Fourreau d’epée the scabbard of a sword.
Fourmiller, Fr. to swarm with. La France fourmille en braves soldats—France swarms with brave soldiers; L’Angleterre fourmille en braves marins—England swarms with brave seamen.
FOUR de campagne. A field oven.
FOUR, a place of confinement in Paris to which vagabonds and persons who could not give any satisfactory account of themselves were committed; and when once shut up had their names enregistered, and were enlisted for the service of the old French government. A four in this acceptation of the term means a room arched over without having the least aperture to receive day light.
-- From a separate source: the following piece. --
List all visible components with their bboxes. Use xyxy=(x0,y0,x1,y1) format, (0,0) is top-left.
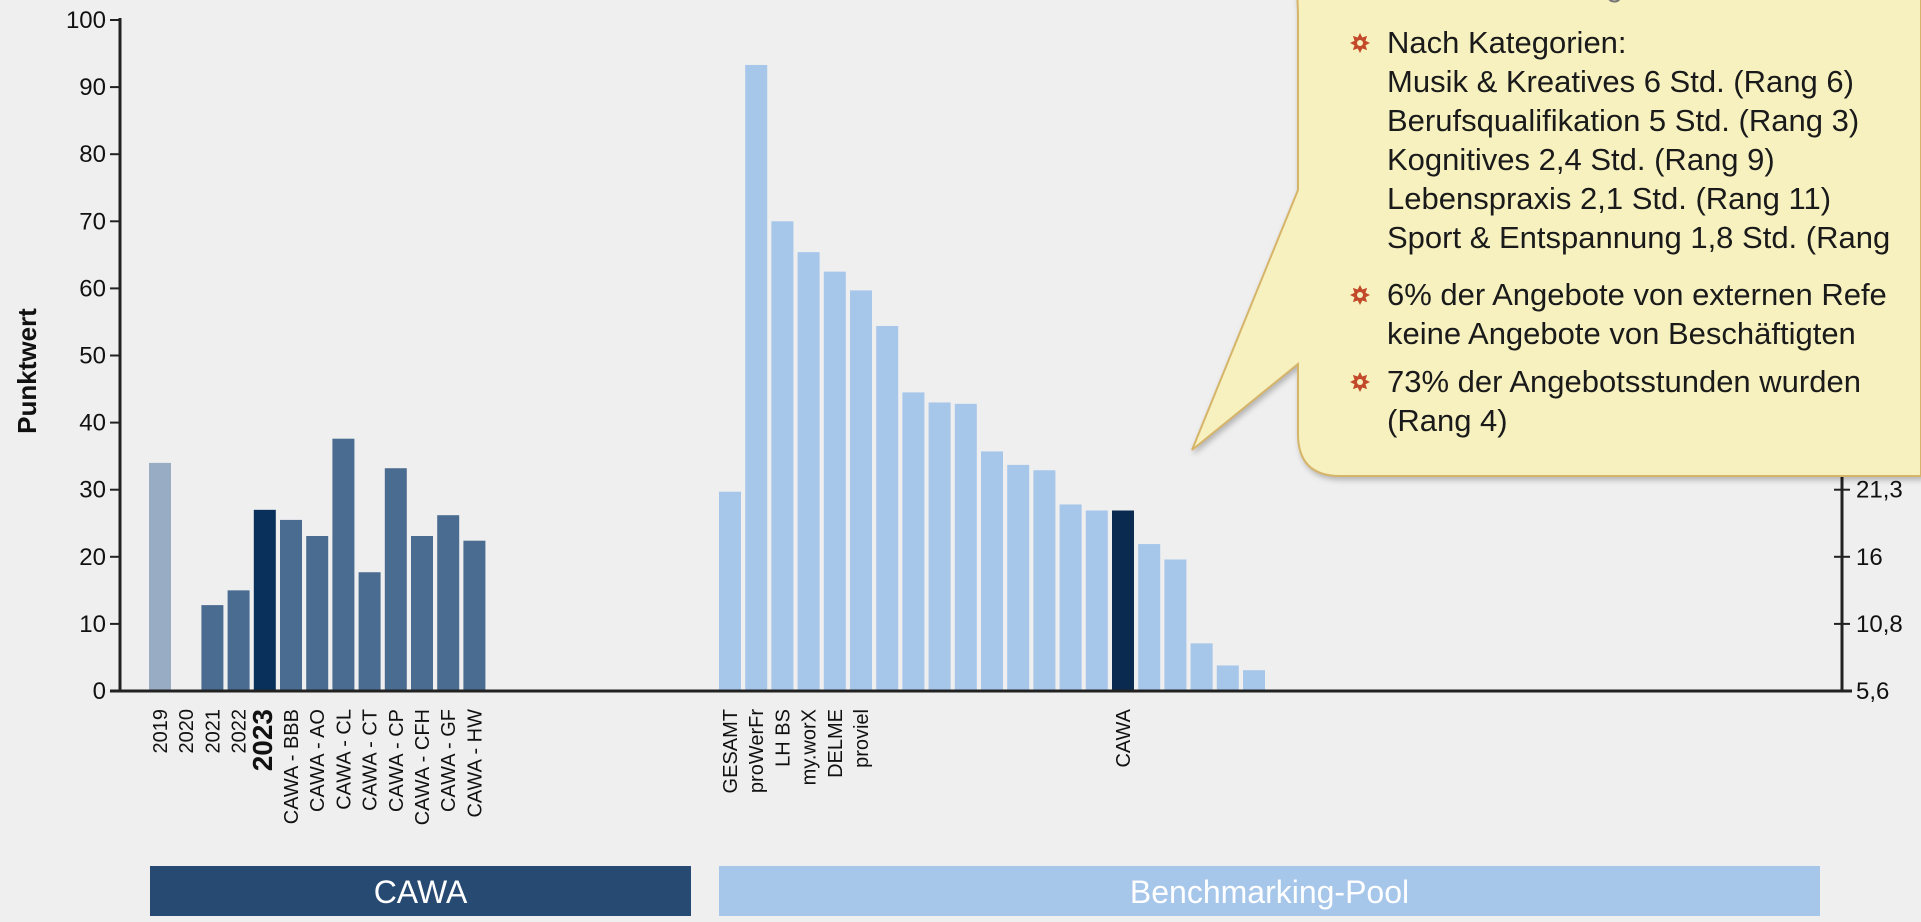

There were several such places of confinement in Paris. They owed their invention to a Monsieur D’Argenson, and were supposed to add annually two thousand men at least to the king’s regular army; by which means the capital was relieved from a multitude of thieves, pick-pockets, &c.
FOURNITURES des vivres, Fr. See [Stores], &c.
FOYER, Fr. Focus, or centre of the chamber. See [Mine].
FRAISE, in fortification, a kind of stakes or palisades placed horizontally on the outward slope of a rampart made of earth, to prevent the work being taken by surprise. They are generally 7 or 8 feet long, and about 5 inches thick. When an army intrenches itself, the parapets of the retrenchments are often fraised in the parts exposed to an attack.
To Fraise a battalion, is to line, or cover it every way with pikes, that it may withstand the shock of a body of horse.
FRAISER, Fr. To plait, knead or drill....In a military sense to fraise or fence; as fraiser un battalion, is to fraise or fence all the musquetry-men belonging to a battalion with pikes, to oppose the irruption of cavalry should it charge them in a plain. At present it means to secure a battalion by opposing bayonets obliquely forward, or cross-ways in such a manner as to render it impossible for a horseman to act against it.
Fraises, Fr. See [Fraise] an adopted English term.